Monique : Peur de se retrouver seule
Mais tout le monde ne partage pas toujours ce même enthousiasme. Pour Monique, 56 ans, la notion de famille est tout aussi évidente, certes : «Depuis toujours, je rejoins mes parents le soir du 24 décembre. Comme ma sœur habite en Afrique du Sud, il ne me viendrait pas à l’idée de les laisser seuls ce soir-là», confie-t-elle. «C’est essentiel pour moi de conserver ce lien. Nous nous retrouvons simplement, autour d’un repas. Et même si mes parents ne sont pas croyants, cela reste un moment de partage familial», explique-t-elle.
Mais au-delà de cet aspect familial heureux, Monique n’affronte pas toujours cette période de «fêtes» avec la même joie. «A partir de novembre, je commence à avoir le bourdon», avoue-t-elle. «Noël approche, mais aussi le réveillon de la Saint-Sylvestre et mon anniversaire, des événements pendant lesquels j’appréhende de rester seule, même si ce n’est jamais arrivé jusqu’ici», ajoute-t-elle.

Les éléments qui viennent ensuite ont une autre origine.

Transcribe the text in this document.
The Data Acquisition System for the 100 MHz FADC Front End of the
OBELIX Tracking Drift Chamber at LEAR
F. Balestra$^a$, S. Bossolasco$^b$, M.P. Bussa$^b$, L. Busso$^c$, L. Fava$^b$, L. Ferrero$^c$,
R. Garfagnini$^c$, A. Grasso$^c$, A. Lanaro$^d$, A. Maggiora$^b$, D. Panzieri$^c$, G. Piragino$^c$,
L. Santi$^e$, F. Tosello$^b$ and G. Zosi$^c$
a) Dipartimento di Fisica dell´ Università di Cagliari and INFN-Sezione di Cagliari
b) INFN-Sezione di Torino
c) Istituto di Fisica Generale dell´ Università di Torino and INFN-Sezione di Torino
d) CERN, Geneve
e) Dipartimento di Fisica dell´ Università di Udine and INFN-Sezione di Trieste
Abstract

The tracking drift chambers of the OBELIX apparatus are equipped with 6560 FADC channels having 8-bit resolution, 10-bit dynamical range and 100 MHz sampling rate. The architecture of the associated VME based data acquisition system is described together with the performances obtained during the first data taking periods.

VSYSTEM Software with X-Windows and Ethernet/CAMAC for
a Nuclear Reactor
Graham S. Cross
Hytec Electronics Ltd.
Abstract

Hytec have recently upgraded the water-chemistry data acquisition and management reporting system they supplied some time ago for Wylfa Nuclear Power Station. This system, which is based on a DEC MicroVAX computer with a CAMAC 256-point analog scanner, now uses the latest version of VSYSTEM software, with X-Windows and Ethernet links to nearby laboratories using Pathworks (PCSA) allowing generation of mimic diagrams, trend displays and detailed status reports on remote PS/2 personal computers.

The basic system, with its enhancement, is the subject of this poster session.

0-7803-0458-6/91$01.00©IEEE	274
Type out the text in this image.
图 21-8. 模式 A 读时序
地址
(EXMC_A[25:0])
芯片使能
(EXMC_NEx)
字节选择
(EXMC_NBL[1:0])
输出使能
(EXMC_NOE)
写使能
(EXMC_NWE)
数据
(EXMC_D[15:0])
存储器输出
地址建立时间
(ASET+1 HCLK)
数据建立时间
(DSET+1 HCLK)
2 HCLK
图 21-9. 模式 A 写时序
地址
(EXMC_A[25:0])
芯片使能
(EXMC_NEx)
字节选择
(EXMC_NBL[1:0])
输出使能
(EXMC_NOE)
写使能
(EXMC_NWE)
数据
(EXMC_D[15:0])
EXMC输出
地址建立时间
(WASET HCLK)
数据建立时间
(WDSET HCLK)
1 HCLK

Myriam : Des souvenirs qui ressurgissent
Pas facile non plus pour Myriam, 31 ans, qui, même entourée des siens pour Noël, déchante parfois un peu. «Je suis passée par des moments douloureux sur le plan affectif, et me retrouver en famille face à des gens mariés, comme le sont mon frère et ma sœur, n’est pas évident. Cela fait ressurgir des choses difficiles», témoigne-t-elle.

L’Occident contaminé par le Noël familial?
On le voit, le Noël occidental est avant tout familial. Le foyer est à l’honneur, ce qui accentue la solitude de ceux qui vivent non accompagnés. Pour Samuel Foucart, pasteur pentecôtiste en Seine-Maritime, nous subissons en Occident une vision stéréotypée de cette fête : «Nous accordons beaucoup d’importance à cet événement, synonyme de réjouissance familiale, de réunions et de joie.